İlişkinin sorunlarının neler olduğunu belirlemek, ilişkinin sorunlarını çözmenin ilk adımıdır. İlişkideki sorunların içinde iki partnerin de izi vardır. Bu izlerin neler olduğunu anlamak şarttır. Üçüncü kişi olan ilişkiyi ortaya çıkaran çiftin, her bir tarafı ilişkiye şüphesiz katkı sunar gerek olumlu gerek de olumsuz anlamda. Bu izleri ve katkıları anlamanın tek ve biricik yolu, çift terapisidir. İlişki terapisi, bu sayede çiftlerin ilişkilerini öncelikli olarak anlamayı, daha sonrasında da ilişkinin sorunlu taraflarını çözmeyi ve sorunsuz tarafları da kuvvetlendirmeyi amaçlar. Bunları yapabilmenin tek yolu çift terapisidir. Çift terapisinden başka bir yol mümkün değildir.

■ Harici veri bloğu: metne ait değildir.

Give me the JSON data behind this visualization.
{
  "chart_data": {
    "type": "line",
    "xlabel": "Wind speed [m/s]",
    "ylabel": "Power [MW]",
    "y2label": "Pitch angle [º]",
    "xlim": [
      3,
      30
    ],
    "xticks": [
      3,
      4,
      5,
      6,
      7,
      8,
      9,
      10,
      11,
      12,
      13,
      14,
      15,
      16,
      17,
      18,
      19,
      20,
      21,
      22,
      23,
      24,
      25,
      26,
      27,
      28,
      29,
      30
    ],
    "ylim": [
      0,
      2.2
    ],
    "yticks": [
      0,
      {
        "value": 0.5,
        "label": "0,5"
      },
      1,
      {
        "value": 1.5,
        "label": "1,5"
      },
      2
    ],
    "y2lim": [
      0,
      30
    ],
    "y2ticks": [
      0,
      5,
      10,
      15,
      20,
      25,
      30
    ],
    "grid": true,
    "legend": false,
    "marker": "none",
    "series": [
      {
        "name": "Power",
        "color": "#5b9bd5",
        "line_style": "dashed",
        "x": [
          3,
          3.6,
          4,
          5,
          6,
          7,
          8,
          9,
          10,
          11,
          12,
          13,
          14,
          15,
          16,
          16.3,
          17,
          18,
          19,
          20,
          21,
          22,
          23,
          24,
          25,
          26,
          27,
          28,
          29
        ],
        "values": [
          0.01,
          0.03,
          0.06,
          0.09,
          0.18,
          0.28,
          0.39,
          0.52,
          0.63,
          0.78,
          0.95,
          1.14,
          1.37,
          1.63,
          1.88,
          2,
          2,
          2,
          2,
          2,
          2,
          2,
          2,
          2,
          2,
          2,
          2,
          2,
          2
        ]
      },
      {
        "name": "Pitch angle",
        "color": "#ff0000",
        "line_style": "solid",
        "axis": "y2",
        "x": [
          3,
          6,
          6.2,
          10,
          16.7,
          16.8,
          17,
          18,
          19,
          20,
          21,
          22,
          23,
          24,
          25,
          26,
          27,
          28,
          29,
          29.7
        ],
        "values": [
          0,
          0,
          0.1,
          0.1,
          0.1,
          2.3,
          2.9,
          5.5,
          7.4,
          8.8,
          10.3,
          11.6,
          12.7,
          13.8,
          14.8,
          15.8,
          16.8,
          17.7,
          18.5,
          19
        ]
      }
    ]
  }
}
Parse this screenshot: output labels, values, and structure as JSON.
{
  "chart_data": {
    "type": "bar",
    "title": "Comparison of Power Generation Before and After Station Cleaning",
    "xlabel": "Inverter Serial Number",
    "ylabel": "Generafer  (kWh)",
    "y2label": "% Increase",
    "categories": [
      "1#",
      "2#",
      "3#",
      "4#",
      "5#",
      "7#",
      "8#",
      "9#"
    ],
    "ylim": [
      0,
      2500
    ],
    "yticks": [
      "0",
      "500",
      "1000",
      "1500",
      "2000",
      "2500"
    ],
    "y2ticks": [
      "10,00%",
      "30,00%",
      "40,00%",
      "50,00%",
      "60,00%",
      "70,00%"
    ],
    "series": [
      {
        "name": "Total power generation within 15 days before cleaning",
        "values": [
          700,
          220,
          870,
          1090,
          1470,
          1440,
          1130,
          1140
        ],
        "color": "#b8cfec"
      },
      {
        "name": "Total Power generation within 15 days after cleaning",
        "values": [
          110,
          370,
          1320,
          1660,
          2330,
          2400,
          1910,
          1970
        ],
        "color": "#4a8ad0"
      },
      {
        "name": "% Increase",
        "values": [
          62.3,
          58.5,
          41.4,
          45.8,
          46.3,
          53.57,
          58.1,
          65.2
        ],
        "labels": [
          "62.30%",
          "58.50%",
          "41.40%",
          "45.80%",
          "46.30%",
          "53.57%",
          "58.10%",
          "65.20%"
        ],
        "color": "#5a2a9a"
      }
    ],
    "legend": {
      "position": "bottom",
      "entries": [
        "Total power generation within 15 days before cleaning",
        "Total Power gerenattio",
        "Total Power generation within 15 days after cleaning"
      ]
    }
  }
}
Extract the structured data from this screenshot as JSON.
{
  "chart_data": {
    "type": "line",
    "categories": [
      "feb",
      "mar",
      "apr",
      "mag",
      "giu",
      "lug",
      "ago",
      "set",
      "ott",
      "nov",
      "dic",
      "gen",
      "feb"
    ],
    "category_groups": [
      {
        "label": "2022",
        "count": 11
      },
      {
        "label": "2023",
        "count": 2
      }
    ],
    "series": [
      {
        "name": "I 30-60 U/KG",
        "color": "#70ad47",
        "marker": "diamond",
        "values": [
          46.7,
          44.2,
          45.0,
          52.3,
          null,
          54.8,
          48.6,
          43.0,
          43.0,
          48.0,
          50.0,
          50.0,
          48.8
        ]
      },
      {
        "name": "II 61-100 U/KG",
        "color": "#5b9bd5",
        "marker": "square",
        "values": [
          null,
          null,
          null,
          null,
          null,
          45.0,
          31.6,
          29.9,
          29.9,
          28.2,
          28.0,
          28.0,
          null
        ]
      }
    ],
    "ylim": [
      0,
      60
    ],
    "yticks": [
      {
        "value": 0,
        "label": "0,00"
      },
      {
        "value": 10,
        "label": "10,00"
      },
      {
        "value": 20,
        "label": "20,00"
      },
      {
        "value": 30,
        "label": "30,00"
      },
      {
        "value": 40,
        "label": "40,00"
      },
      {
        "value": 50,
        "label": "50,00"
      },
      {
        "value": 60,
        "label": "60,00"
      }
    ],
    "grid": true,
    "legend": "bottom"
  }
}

Çift terapisini biricik kılan bir unsur da ruh sağlığı profesyonelinin o ilişkiye mesafeli bir yerden bakabilir olmasıdır. Çiftler, ilişkilerini yaşarken aynı kısır döngüden ilişkiye bakarlar, o nedenle de aslında sorunlar tekrar eder hale gelebilir. Belki, tartışmanın çıkış noktası değişir, belki konular değişik gibi görünür, ama sonuç aynıdır. Ortada bir anlaşmazlık vardır. İki taraf da kendi düşüncesini, inancını partnerine anlatmaya, hatta onu ikna etmeye çalışıyordur. İki taraf da aynı şeyi yapmaya çalıştığı için, kimse ikna olur hale gelmez, aksine sorun çözülemeden büyür.
Tüm bu kısır döngülerin önüne geçmek, bu kısır döngüleri sonlandırmak ancak ve ancak çift terapisinin yapabileceği bir durumdur. Çift terapisti ile izlenen ilişki terapisinde, iki tarafın iç dünyasında nelerin olup bittiği konuşulur, hangi duyguların olduğu, hangi inançların hangi düşüncelere sebebiyet verdiği anlaşılır ve böylelikle çift ilişkisine başka pencereler kazandırılmış olur. Bu farklı bakış açısı, ilişkiyi başka taraflardan görebilmek ve ilişkiyi zenginleştirmek ancak çift terapisi ile mümkün olur. Böylelikle, çiftin ilişkisindeki sorunlar çözülür, çözülmekle de kalmayıp, çiftin ilişkisine zenginlikler katılır, kaynaklar, güçlü taraflar arttırılır.